Le pays, présenté comme l’un des plus stables d’Afrique, voit tout un pan de sa jeunesse tenter l’aventure vers l’Europe. Depuis le début des années 2000, ils partent par milliers via le désert, mais aussi à bord de pirogues immenses, pour un périple très périlleux vers les îles Canaries, premières terres européennes.
Après avoir évoqué la condition des jeunes migrants isolés en Gironde, Philippe Gagnebet a retracé la trajectoire migratoire de beaucoup d’entre eux. Point de départ : le Sénégal.
En rentrant « Dakar » sur un moteur de recherche, vous ne trouverez que des images de 4×4 vrombissants, sautant les dunes comme des chameaux mécaniques, ou celles de motos d’équilibristes roulant poignées ouvertes le long du lac Rose.
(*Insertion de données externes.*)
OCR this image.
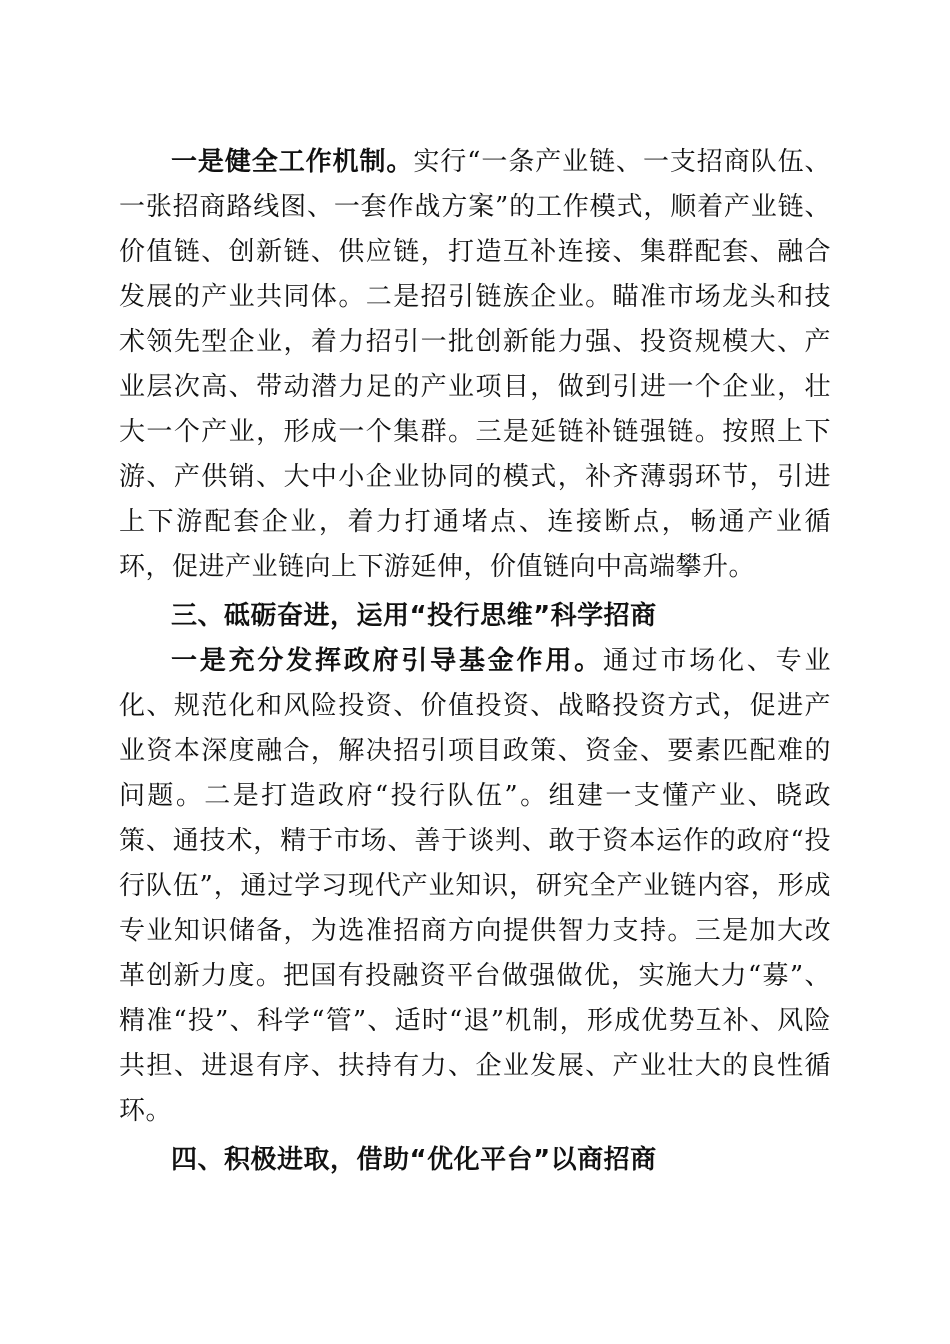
一是健全工作机制。实行“一条产业链、一支招商队伍、一张招商路线图、一套作战方案”的工作模式，顺着产业链、价值链、创新链、供应链，打造互补连接、集群配套、融合发展的产业共同体。二是招引链族企业。瞄准市场龙头和技术领先型企业，着力招引一批创新能力强、投资规模大、产业层次高、带动潜力足的产业项目，做到引进一个企业，壮大一个产业，形成一个集群。三是延链补链强链。按照上下游、产供销、大中小企业协同的模式，补齐薄弱环节，引进上下游配套企业，着力打通堵点、连接断点，畅通产业循环，促进产业链向上下游延伸，价值链向中高端攀升。

三、砥砺奋进，运用“投行思维”科学招商

一是充分发挥政府引导基金作用。通过市场化、专业化、规范化和风险投资、价值投资、战略投资方式，促进产业资本深度融合，解决招引项目政策、资金、要素匹配难的问题。二是打造政府“投行队伍”。组建一支懂产业、晓政策、通技术，精于市场、善于谈判、敢于资本运作的政府“投行队伍”，通过学习现代产业知识，研究全产业链内容，形成专业知识储备，为选准招商方向提供智力支持。三是加大改革创新力度。把国有投融资平台做强做优，实施大力“募”、精准“投”、科学“管”、适时“退”机制，形成优势互补、风险共担、进退有序、扶持有力、企业发展、产业壮大的良性循环。

四、积极进取，借助“优化平台”以商招商
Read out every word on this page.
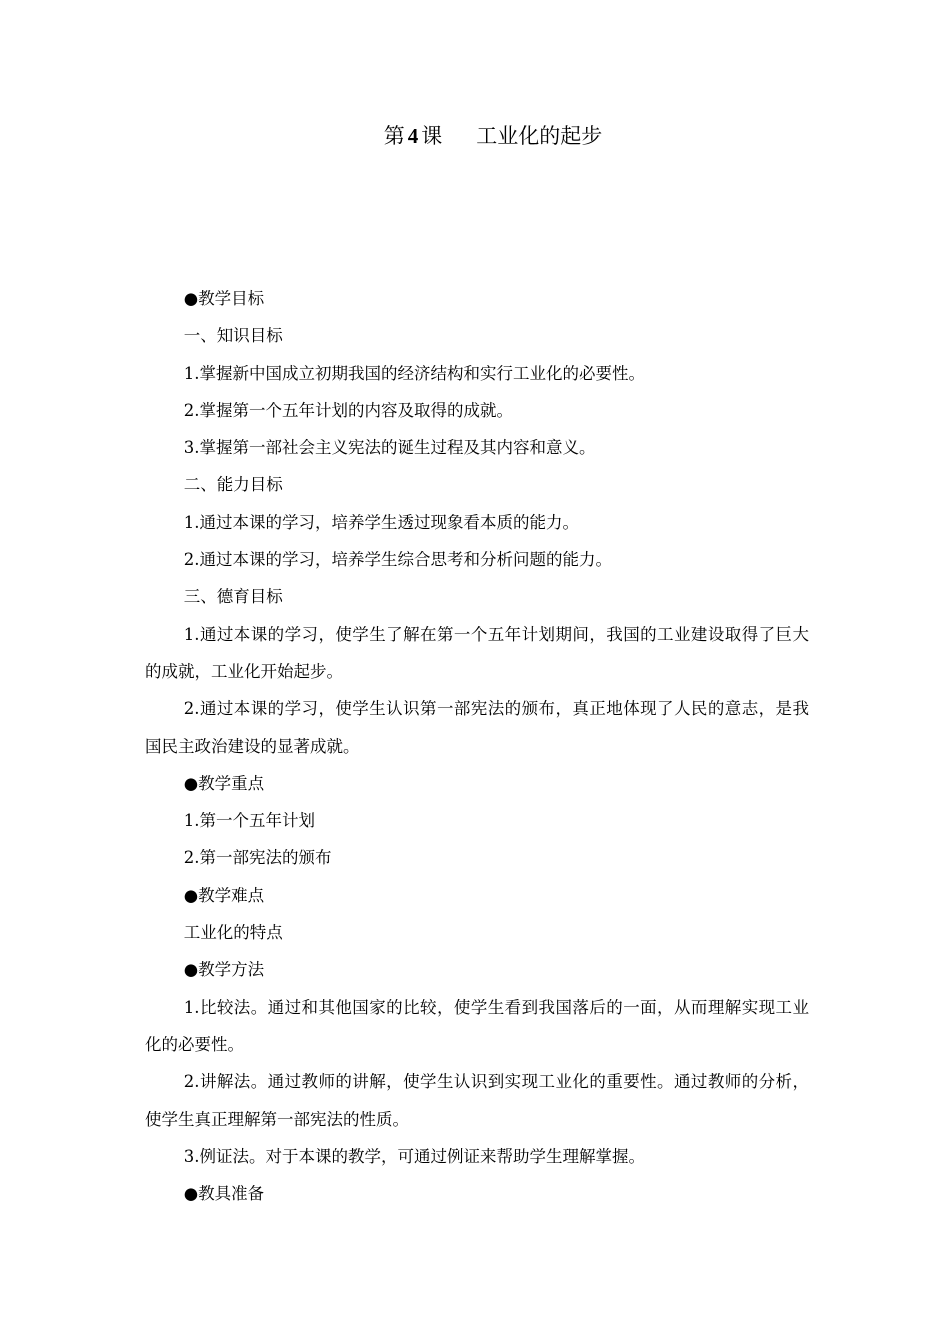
第 4 课 工业化的起步

●教学目标

一、知识目标

1.掌握新中国成立初期我国的经济结构和实行工业化的必要性。

2.掌握第一个五年计划的内容及取得的成就。

3.掌握第一部社会主义宪法的诞生过程及其内容和意义。

二、能力目标

1.通过本课的学习，培养学生透过现象看本质的能力。

2.通过本课的学习，培养学生综合思考和分析问题的能力。

三、德育目标

1.通过本课的学习，使学生了解在第一个五年计划期间，我国的工业建设取得了巨大的成就，工业化开始起步。

2.通过本课的学习，使学生认识第一部宪法的颁布，真正地体现了人民的意志，是我国民主政治建设的显著成就。

●教学重点

1.第一个五年计划

2.第一部宪法的颁布

●教学难点

工业化的特点

●教学方法

1.比较法。通过和其他国家的比较，使学生看到我国落后的一面，从而理解实现工业化的必要性。

2.讲解法。通过教师的讲解，使学生认识到实现工业化的重要性。通过教师的分析，使学生真正理解第一部宪法的性质。

3.例证法。对于本课的教学，可通过例证来帮助学生理解掌握。

●教具准备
Ah ! Le bon vieux temps du « Paris-Dakar », cette course pour aventuriers aux poches pleines et à la tête remplie d’Afrique sauvage… qu’ils souillaient comme un vulgaire terrain de moto-cross. Des colons pétaradant, écrasant au passage quelques gosses dans les villages, en quête de sensations fortes, désireux de dompter le désert, un chronomètre implanté dans la tête. Qu’ont-ils vu de l’Afrique, en dehors des bivouacs trois étoiles et des paysages, effectivement à couper le souffle ? Nous survolions, confortablement installés dans nos fauteuils, cette terre de latérite, de sable, de brousse et de dunes à bord d’hélicoptères qui suivaient de haut les participants, sans jamais vraiment s’arrêter dans un village, si ce n’est le temps de reportages bien misérabilistes et pétris de coutumes bien ancrées dans nos imaginaires. L’Afrique sauvage, l’Afrique solidaire, les marabouts, le baobab sacré, les danses de transe, le fameux tam-tam…
Dakar, la capitale du Sénégal, est une ville portuaire bordée par l’océan Atlantique. Son quartier historique, la Médina, accueille la Grande Mosquée, qui se distingue par son imposant minaret. Le musée Théodore-Monod, lui, expose des objets culturels, des vêtements, des percussions, des sculptures et des outils. La vie nocturne dakaroise, animée, trouve son inspiration dans la musique locale, le mbalax… Presque une carte postale.

La réalité est évidemment bien plus dense : une population de 16 millions d’habitants à l’échelle nationale, soit le double d’il y a 20 ans ; une diversité ethnique, illustrée par la multitude de langues parlées sur le territoire — dont la plus connue est le Wolof ; un Islam soufiste qui tient à bout de prières la stabilité d’un pays à 95 % musulman.
Si le Sénégal accueille aussi de nombreux migrants, saisonniers ou non, qui travaillent principalement dans le secteur de la pêche, une forte communauté sénégalaise vit à l’extérieur du pays. En 2018, ils étaient plus de 530 000 à s’être expatriés à l’étranger. Cette diaspora représente une ressource essentielle pour le pays, à la fois économique et identitaire. Selon les chiffres de l’Office international des migrations (OIM), au début des années 2000, les transferts financiers représentaient entre 5 et 10 % du PIB, soit entre 300 et 500 millions d’euros annuels. En 2017, ces Sénégalais de l’étranger injectaient annuellement dans le pays plus de 2050 millions d’euros, soit 12,5 % du PIB. Une sorte de tradition de l’exode qui s’est accélérée avec fulgurance au début des années 2000. Alors que la moitié de la population vit dans les campagnes, en moins de 5 ans, elle est passée de 12 millions à 15 millions d’habitants. Les moins de 20 ans représentent 55 % de cette population, dont le taux de croissance annuel est de 3,8 %.